Por Chiara Lombardi — Analista cultural para La Via Italia
Há uma fissura cultural que atravessa a forma contemporânea de viver a Epifania e o Natal. Não se trata apenas de um lamento moral nem de simples nostalgia: é uma questão de semântica histórica, de memória simbólica e de reconfiguração ritual. Para entender esse descompasso é preciso voltar à palavra que usamos com tanta leveza: Natal.
O termo vem do latim natalis, ligado ao nascer. Não é apenas um clima, uma playlist ou uma temporada de compras. No sentido originário, o Natal anuncia uma nascimento — uma transformação irreversível que estabelece um antes e um depois. Nas formas vividas hoje, porém, esse acontecimento foi reduzido a um circuito repetitivo: datas previsíveis, decorações padronizadas, mercadorias e emoções programadas. Tudo volta igual, ano após ano. Nada nasce verdadeiramente.


Historicamente, o Natal cristão sempre foi uma proposta perturbadora: a afirmação de que o sentido último da realidade não se assenta sobre o poder, o domínio ou a acumulação material, mas sobre uma virada interior. O Reino que Jesus anuncia é uma porta estreita — uma entrada por onde só passam os corações que se abrem à purificação, ao perdão e à verdade vivida. Em vez de consolo para a ordem estabelecida, o Natal é um convite à transformação radical do sujeito.
O que vemos, hoje, é o oposto: a neutralização dessa carga subversiva por meio da estética, do consumo ritualizado e da reciclagem festiva. O evento tornou-se atmosfera; a ruptura, ciclo; a novidade, tradição previsível. Nesse movimento, elementos folclóricos pré-cristãos — costumes, figuras e ritos locais — se sobrepuseram à narrativa cristã, criando camadas que nem sempre dialogam com o sentido original. A Epifania, por exemplo, foi sendo ressignificada em muitos contextos por imagens e práticas que priorizam a criança, o presente e a alegria imediata, deslocando o foco do acontecimento espiritual.
Paralelamente, a mercantilização selecionou e repaginou símbolos: a figura da Befana, a calza com presentes, e sobretudo o arquétipo global do Babbo Natale foram incorporados a um repertório consumista que transforma oferendas em mercadorias e expectativa em transação. Não se trata apenas de enfeites: trata-se de um reframe cultural que reduz o sagrado ao útil e o ritual à experiência de compra. Assim, o sentido de natalis — a emergência de algo novo e irreversível — é diluído em promoções e rotinas emocionais repetidas.

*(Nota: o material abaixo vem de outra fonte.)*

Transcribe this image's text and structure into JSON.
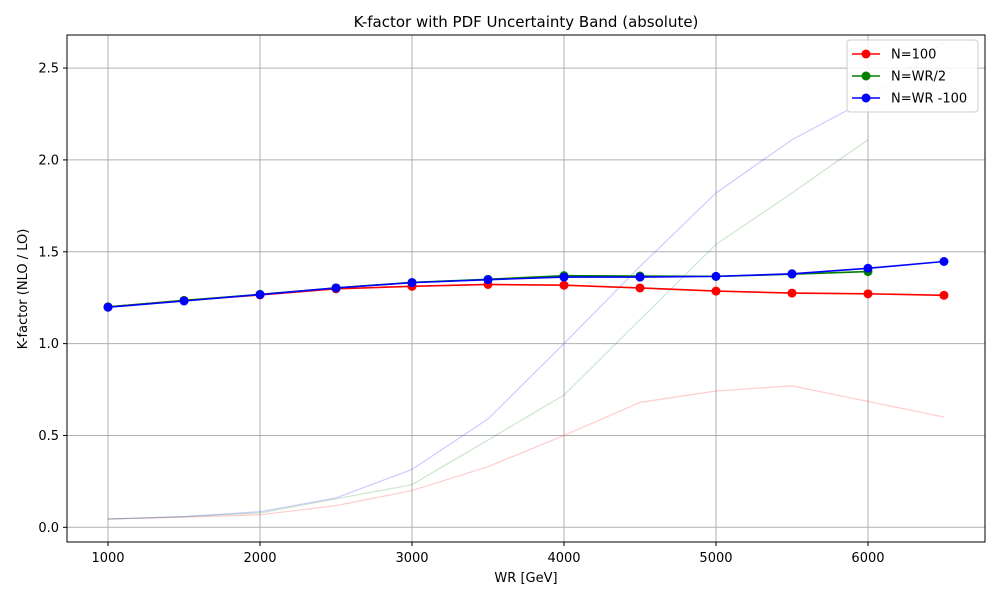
{
  "chart_data": {
    "type": "line",
    "title": "K-factor with PDF Uncertainty Band (absolute)",
    "xlabel": "WR [GeV]",
    "ylabel": "K-factor (NLO / LO)",
    "xlim": [
      730,
      6770
    ],
    "ylim": [
      -0.08,
      2.68
    ],
    "xticks": [
      1000,
      2000,
      3000,
      4000,
      5000,
      6000
    ],
    "yticks": [
      0.0,
      0.5,
      1.0,
      1.5,
      2.0,
      2.5
    ],
    "grid": true,
    "legend_position": "top-right",
    "series": [
      {
        "name": "N=100",
        "color": "#ff0000",
        "x": [
          1000,
          1500,
          2000,
          2500,
          3000,
          3500,
          4000,
          4500,
          5000,
          5500,
          6000,
          6500
        ],
        "values": [
          1.2,
          1.235,
          1.265,
          1.298,
          1.312,
          1.322,
          1.318,
          1.303,
          1.286,
          1.275,
          1.271,
          1.263
        ]
      },
      {
        "name": "N=WR/2",
        "color": "#008000",
        "x": [
          1000,
          1500,
          2000,
          2500,
          3000,
          3500,
          4000,
          4500,
          5000,
          5500,
          6000
        ],
        "values": [
          1.2,
          1.235,
          1.268,
          1.303,
          1.333,
          1.35,
          1.37,
          1.368,
          1.366,
          1.378,
          1.392
        ]
      },
      {
        "name": "N=WR -100",
        "color": "#0000ff",
        "x": [
          1000,
          1500,
          2000,
          2500,
          3000,
          3500,
          4000,
          4500,
          5000,
          5500,
          6000,
          6500
        ],
        "values": [
          1.198,
          1.232,
          1.267,
          1.303,
          1.332,
          1.348,
          1.362,
          1.362,
          1.366,
          1.38,
          1.41,
          1.447
        ]
      }
    ],
    "bands": [
      {
        "color": "#ff0000",
        "x": [
          1000,
          1500,
          2000,
          2500,
          3000,
          3500,
          4000,
          4500,
          5000,
          5500,
          6000,
          6500
        ],
        "values": [
          0.045,
          0.055,
          0.068,
          0.118,
          0.2,
          0.33,
          0.5,
          0.68,
          0.742,
          0.77,
          0.685,
          0.6
        ]
      },
      {
        "color": "#008000",
        "x": [
          1000,
          1500,
          2000,
          2500,
          3000,
          3500,
          4000,
          4500,
          5000,
          5500,
          6000
        ],
        "values": [
          0.045,
          0.058,
          0.078,
          0.155,
          0.232,
          0.475,
          0.72,
          1.13,
          1.54,
          1.82,
          2.11
        ]
      },
      {
        "color": "#0000ff",
        "x": [
          1000,
          1500,
          2000,
          2500,
          3000,
          3500,
          4000,
          4500,
          5000,
          5500,
          6000,
          6500
        ],
        "values": [
          0.045,
          0.058,
          0.085,
          0.16,
          0.315,
          0.59,
          1.0,
          1.42,
          1.82,
          2.11,
          2.33,
          2.64
        ]
      }
    ]
  }
}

Do ponto de vista da memória coletiva, essa sobreposição é um espelho do nosso tempo. O folclore pré-cristão não desaparece: integra-se, se metamorfoseia, cria narrativas híbridas. Mas quando a integração é dirigida pelo mercado, o resultado é a perda do horizonte ético e simbólico que embalava essas celebrações. Temos, então, um espetáculo bem-produzido que encanta, conforta e distrai — mas deixa poucas exigências de transformação pessoal.
O desafio cultural que proponho é recuperar a tensão original do Natal sem cair em fundamentalismos nem em reações puristas. É possível reconhecer o valor das tradições e das imagens populares, ao mesmo tempo em que se resgata a dimensão de ruptura e renovação que a palavra natalis carrega. Pensemos nisso como um roteiro oculto: se apenas encenarmos as cenas da festividade, sem enfrentar a mudança interior que a história propõe, o espetáculo continuará belo — mas vazio de consequência.

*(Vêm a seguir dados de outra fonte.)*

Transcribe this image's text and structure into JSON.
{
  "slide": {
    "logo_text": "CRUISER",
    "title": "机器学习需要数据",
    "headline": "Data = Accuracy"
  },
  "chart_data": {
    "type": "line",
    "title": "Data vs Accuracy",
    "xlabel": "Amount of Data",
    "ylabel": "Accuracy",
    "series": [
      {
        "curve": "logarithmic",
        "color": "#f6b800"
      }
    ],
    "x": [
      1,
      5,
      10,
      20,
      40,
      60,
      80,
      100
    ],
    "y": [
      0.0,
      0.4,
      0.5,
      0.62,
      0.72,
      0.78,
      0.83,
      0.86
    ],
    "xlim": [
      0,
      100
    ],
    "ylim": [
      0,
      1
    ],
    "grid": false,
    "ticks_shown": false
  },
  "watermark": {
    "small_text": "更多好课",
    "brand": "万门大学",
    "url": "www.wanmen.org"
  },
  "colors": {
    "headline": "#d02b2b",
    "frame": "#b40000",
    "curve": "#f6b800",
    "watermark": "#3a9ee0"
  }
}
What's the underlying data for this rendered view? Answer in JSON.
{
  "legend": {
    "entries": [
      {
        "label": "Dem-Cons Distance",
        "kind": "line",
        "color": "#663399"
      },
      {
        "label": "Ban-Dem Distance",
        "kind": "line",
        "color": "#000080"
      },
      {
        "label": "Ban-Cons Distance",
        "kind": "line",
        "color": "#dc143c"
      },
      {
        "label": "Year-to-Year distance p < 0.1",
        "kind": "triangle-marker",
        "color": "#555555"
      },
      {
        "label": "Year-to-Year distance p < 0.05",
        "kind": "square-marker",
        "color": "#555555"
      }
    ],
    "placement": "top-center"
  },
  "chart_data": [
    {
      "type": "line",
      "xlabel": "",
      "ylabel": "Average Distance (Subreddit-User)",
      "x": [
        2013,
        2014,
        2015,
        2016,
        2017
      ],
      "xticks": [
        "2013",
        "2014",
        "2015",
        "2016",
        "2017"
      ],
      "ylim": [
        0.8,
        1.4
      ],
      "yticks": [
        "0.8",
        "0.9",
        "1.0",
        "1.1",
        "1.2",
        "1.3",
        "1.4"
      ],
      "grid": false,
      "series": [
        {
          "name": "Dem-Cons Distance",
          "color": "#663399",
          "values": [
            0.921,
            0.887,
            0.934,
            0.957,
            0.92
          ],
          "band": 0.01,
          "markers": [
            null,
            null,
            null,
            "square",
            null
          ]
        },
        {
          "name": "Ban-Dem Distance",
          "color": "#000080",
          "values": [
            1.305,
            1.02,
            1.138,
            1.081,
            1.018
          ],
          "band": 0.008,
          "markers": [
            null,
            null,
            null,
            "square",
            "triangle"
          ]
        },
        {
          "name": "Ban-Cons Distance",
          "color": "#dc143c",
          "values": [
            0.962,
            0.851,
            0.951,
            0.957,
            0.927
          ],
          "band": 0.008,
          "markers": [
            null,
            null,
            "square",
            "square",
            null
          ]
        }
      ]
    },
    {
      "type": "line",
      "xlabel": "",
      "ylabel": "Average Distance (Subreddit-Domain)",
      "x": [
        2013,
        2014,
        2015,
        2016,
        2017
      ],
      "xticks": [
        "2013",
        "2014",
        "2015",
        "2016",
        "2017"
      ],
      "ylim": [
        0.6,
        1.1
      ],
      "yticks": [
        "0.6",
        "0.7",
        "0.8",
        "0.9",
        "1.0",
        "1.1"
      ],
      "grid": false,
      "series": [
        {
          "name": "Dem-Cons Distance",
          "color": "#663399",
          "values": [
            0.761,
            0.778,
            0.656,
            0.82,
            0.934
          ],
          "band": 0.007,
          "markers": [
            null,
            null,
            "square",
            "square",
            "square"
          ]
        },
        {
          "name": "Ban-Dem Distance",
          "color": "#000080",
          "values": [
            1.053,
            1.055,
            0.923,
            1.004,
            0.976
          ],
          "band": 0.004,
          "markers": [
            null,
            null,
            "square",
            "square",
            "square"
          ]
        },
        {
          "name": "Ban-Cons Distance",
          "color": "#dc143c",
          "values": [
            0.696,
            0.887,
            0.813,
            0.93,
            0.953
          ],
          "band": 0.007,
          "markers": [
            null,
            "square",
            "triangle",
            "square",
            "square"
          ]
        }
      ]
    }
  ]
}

Em última instância, a questão é também política e estética: que tipo de memória coletiva desejamos cultivar? Preferimos a cómoda repetição ou a experiência — às vezes dolorosa — da novidade que transforma? A resposta não está nas luzes nem nas vitrines, mas na disposição de cada um em permitir que algo nasça. E isso, por definição, não é programável.